Regarding confessions and forgiveness, Pope Francis recalled the verses a parish priest in Buenos Aires dedicated to the Virgin Mary: “This evening, Our Lady, the promise is sincere but the truth, don’t forget to leave the key under the doormat”. The Pope said that when they enter the confessional, each penitent “must go in the knowledge that the key is under the door mat and that they can open the door again. Show mercy when you listen to confession. Love transforms and is contagious!” Before concluding, the Pope also talked about “the problem of divided Christians” in today’s world. He did so returning to an image he has used on a number of occasions before: that of the ecumenism of the blood and the temptation of clericalism: “clericalism is a dangerous temptation and its takes two to tango: priests like to clericalize and lay persons ask the priest to clericalize them because it is far easier.” Pope Francis urged priests to beware of clericalism.
Each of those present received a copy (in their own language) of the Apostolic Exhortation “Evangelii Gaudium” and of the Bull of Indiction of the Holy Year of Mercy.
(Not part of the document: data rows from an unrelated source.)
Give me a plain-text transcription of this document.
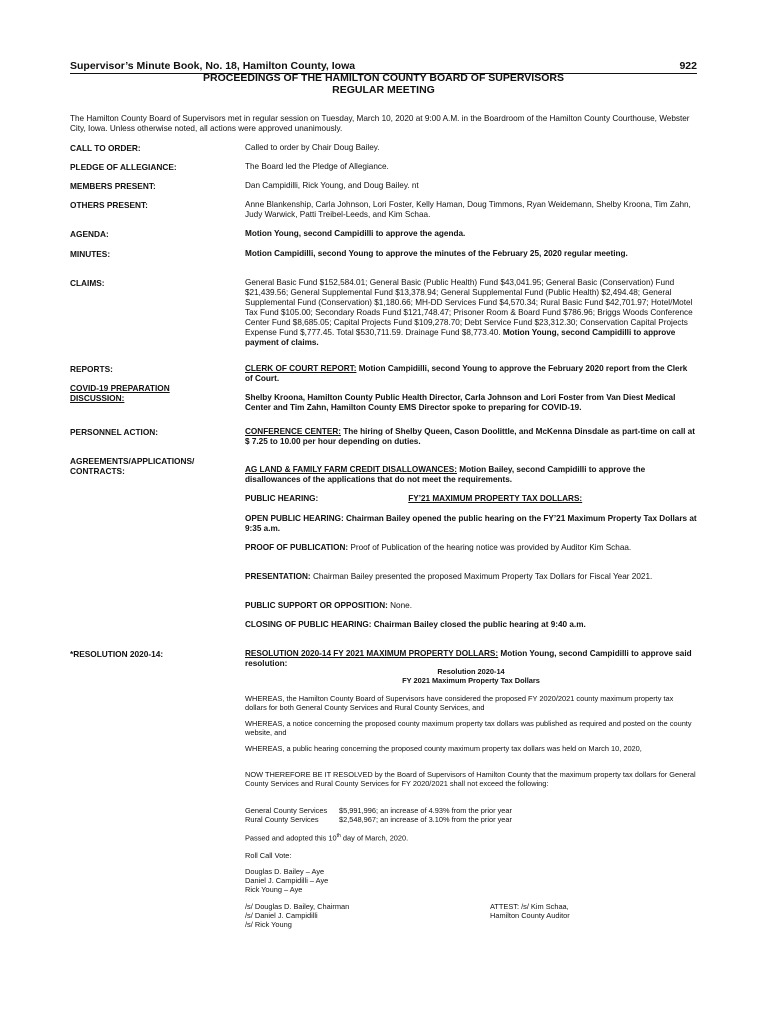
Supervisor’s Minute Book, No. 18, Hamilton County, Iowa	922
PROCEEDINGS OF THE HAMILTON COUNTY BOARD OF SUPERVISORS
REGULAR MEETING
The Hamilton County Board of Supervisors met in regular session on Tuesday, March 10, 2020 at 9:00 A.M. in the Boardroom of the Hamilton County Courthouse, Webster City, Iowa. Unless otherwise noted, all actions were approved unanimously.
CALL TO ORDER:	Called to order by Chair Doug Bailey.
PLEDGE OF ALLEGIANCE:	The Board led the Pledge of Allegiance.
MEMBERS PRESENT:	Dan Campidilli, Rick Young, and Doug Bailey. nt
OTHERS PRESENT:	Anne Blankenship, Carla Johnson, Lori Foster, Kelly Haman, Doug Timmons, Ryan Weidemann, Shelby Kroona, Tim Zahn, Judy Warwick, Patti Treibel-Leeds, and Kim Schaa.
AGENDA:	Motion Young, second Campidilli to approve the agenda.
MINUTES:	Motion Campidilli, second Young to approve the minutes of the February 25, 2020 regular meeting.
CLAIMS:	General Basic Fund $152,584.01; General Basic (Public Health) Fund $43,041.95; General Basic (Conservation) Fund $21,439.56; General Supplemental Fund $13,378.94; General Supplemental Fund (Public Health) $2,494.48; General Supplemental Fund (Conservation) $1,180.66; MH-DD Services Fund $4,570.34; Rural Basic Fund $42,701.97; Hotel/Motel Tax Fund $105.00; Secondary Roads Fund $121,748.47; Prisoner Room & Board Fund $786.96; Briggs Woods Conference Center Fund $8,685.05; Capital Projects Fund $109,278.70; Debt Service Fund $23,312.30; Conservation Capital Projects Expense Fund $,777.45. Total $530,711.59. Drainage Fund $8,773.40. Motion Young, second Campidilli to approve payment of claims.
REPORTS:	CLERK OF COURT REPORT: Motion Campidilli, second Young to approve the February 2020 report from the Clerk of Court.
COVID-19 PREPARATION
DISCUSSION:	Shelby Kroona, Hamilton County Public Health Director, Carla Johnson and Lori Foster from Van Diest Medical Center and Tim Zahn, Hamilton County EMS Director spoke to preparing for COVID-19.
PERSONNEL ACTION:	CONFERENCE CENTER: The hiring of Shelby Queen, Cason Doolittle, and McKenna Dinsdale as part-time on call at $ 7.25 to 10.00 per hour depending on duties.
AGREEMENTS/APPLICATIONS/
CONTRACTS:	AG LAND & FAMILY FARM CREDIT DISALLOWANCES: Motion Bailey, second Campidilli to approve the disallowances of the applications that do not meet the requirements.
PUBLIC HEARING:	FY’21 MAXIMUM PROPERTY TAX DOLLARS:
OPEN PUBLIC HEARING: Chairman Bailey opened the public hearing on the FY’21 Maximum Property Tax Dollars at 9:35 a.m.
PROOF OF PUBLICATION: Proof of Publication of the hearing notice was provided by Auditor Kim Schaa.
PRESENTATION: Chairman Bailey presented the proposed Maximum Property Tax Dollars for Fiscal Year 2021.
PUBLIC SUPPORT OR OPPOSITION: None.
CLOSING OF PUBLIC HEARING: Chairman Bailey closed the public hearing at 9:40 a.m.
*RESOLUTION 2020-14:	RESOLUTION 2020-14 FY 2021 MAXIMUM PROPERTY DOLLARS: Motion Young, second Campidilli to approve said resolution:
Resolution 2020-14
FY 2021 Maximum Property Tax Dollars
WHEREAS, the Hamilton County Board of Supervisors have considered the proposed FY 2020/2021 county maximum property tax dollars for both General County Services and Rural County Services, and
WHEREAS, a notice concerning the proposed county maximum property tax dollars was published as required and posted on the county website, and
WHEREAS, a public hearing concerning the proposed county maximum property tax dollars was held on March 10, 2020,
NOW THEREFORE BE IT RESOLVED by the Board of Supervisors of Hamilton County that the maximum property tax dollars for General County Services and Rural County Services for FY 2020/2021 shall not exceed the following:
General County Services $5,991,996; an increase of 4.93% from the prior year
Rural County Services	$2,548,967; an increase of 3.10% from the prior year
Passed and adopted this 10th day of March, 2020.
Roll Call Vote:
Douglas D. Bailey – Aye
Daniel J. Campidilli – Aye
Rick Young – Aye
/s/ Douglas D. Bailey, Chairman
/s/ Daniel J. Campidilli
/s/ Rick Young
ATTEST: /s/ Kim Schaa,
Hamilton County Auditor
At the end of the Pope’s address, five priests from different parts of the world (Australia, Peru, the Netherlands, Burundi, Japan) asked a series of questions. Pope Francis addressed a number of issues in his answers, from secularisation to the working world of evangelisation (“never proselytise”) to the upcoming “green” encyclical (which contains two points about Patriarch Bartholomew I’s ecological commitment), the relationship between the European and Oriental Churches (“the relationship between the Catholic and Orthodox Churches is excellent”), poverty in Latin America and the “southern hemisphere” in general (“if we are not convinced that the poor are the Church’s treasure, then we will end up using them for propaganda. But without turning this into ideology”), the situation in Ukraine and the problems Africa is facing (Pope Francis said he will visit the continent in November this year: at least the Central African Republic, Uganda and possibly Kenya) and Asia’s enormous heritage: the testimony of its martyrs (“I see Asia as one of the Church’s greatest promises”).